In the 1950's my father's Aunt Glad gave us a 3-speed record player and changer. The first thing I played on it was a multi-record 78 rpm set of Robert Casadesus playing the Mozart 27th with the New York Philharmonic conducted by John Barbirolli. I was instantly captivated by the piece, and it has remained one of my favorites. Some writers seem to consider it a lightweight. It was Mozart's last piano concerto, and I gather they would like something more majestic for his "farewell" to the genre; but of course he had no way of knowing that this was to be his last, and on its own it's beautiful. I'm really looking forward to hearing it again.
As for the Mahler, the orchestra performed it with Maestro Nelsons last April. I reviewed it at the time, and liked it, especially after the first movement, so I'm also looking forward to hearing it again. It will be interesting to hear if the Tanglewood audience remains silent at the end for a few moments as the Symphony Hall audience did in April .

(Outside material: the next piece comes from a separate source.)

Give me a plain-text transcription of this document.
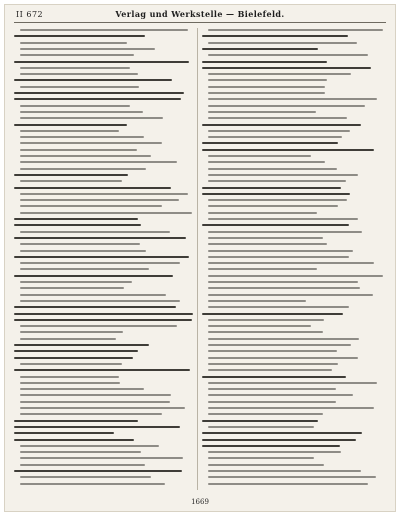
II 672	Verlag und Werkstelle — Bielefeld.
1669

Saturday, July 30. Maestro Nelsons conducts the orchestra, and Augustin Hadelich is violin soloist in the program which the BSO performance detail page describes as follows:
(Some emphasis added and some removed.)On Saturday, July 30, at 8 p.m., Maestro Nelsons returns to the Shed podium to lead the BSO in a program that pairs Pulitzer Prize-winning American composer John Corigliano's expressive Fantasia on an Ostinato(1985, arranged for orchestra in 1986) with the work that inspired it, Beethoven's rousing Symphony No. 7, one of the composer's most popular works. Corigliano's piece is based on a famous repetitive passage from the second movement of Beethoven's symphony. In between those two works, young German violinist Augustin Hadelich joins Mr. Nelsons and the orchestra for Sibelius's soaring Violin Concerto, a pinnacle of the concerto repertoire.
The program detail page also has the usual links to background information.
The violin concerto is being played for the third time in as many years. It's not a bad piece, but maybe there are things that deserve a hearing ahead of another repetition of this one. The Beethoven was performed last March, and is played, it seems, every two years or so. Again, could something else have been given instead of yet another Beethoven 7th — although the presence of the Corigliano on the program makes it appropriate. Ah well, it gets pointed out that for Tanglewood, the orchestra has to prepare two or three concert programs every week, whereas for Symphony all it's only one program per week. The daunting task is made more manageable when they do works that they have performed recently. So maybe I should reserve these criticisms for the winter season.
Although I don't know the Corigliano, it sounds as if it will be interesting, and the other pieces are definitely worth hearing. So listen if you can.
Sunday, July 31. On Sunday, it's all Brahms, performed by the Tanglewood Music Center Orchestra, which is made up of the young professional musicians studying at Tanglewood over the summer. The BSO program detail page informs us:
(Some emphasis added or modified.)The Leonard Bernstein Memorial ConcertRenowned English pianist Paul Lewis joins Andris Nelsons and the instrumental Fellows of the Tanglewood Music Center Orchestra on Sunday, July 31, for the annual Leonard Bernstein Memorial Concert. The all-Brahms program opens with the Piano Concerto No. 1, the composer's first large-scale orchestral masterpiece and a work that took some eight years and considerable struggle for the composer to complete. Mr. Nelsons also leads the BSO in the composer's powerful, heroic Symphony No. 1, the only piece that gave Brahms even more trouble than his First Piano Concerto, requiring more than 20 years of false starts, abandoned drafts, and torturous labor to bring to fruition, and thereby fulfill the public's expectation that he was to become the symphonic heir to Beethoven.
Brahms's concertos and symphonies aren't my cup of tea, so I might not listen, especially if it conflicts with a Red Sox game. But that's my personal idiosyncracy. Most people nowadays think Brahms is great, so enjoy!
The Friday and Saturday concerts can be heard via WCRB radio or web at 8:00 p.m., Boston Time, and the Sunday program will be aired and streamed at 7:00, p.m. (not live at 2:30). Their home page, in addition to the link to listen over the web, gives information about other special programming which may be of interest. Their BSO page, in addition to brief descriptions of the Saturday and Sunday concerts, gives similar information about the remaining Tanglewood concert broadcasts and various other interesting items and links.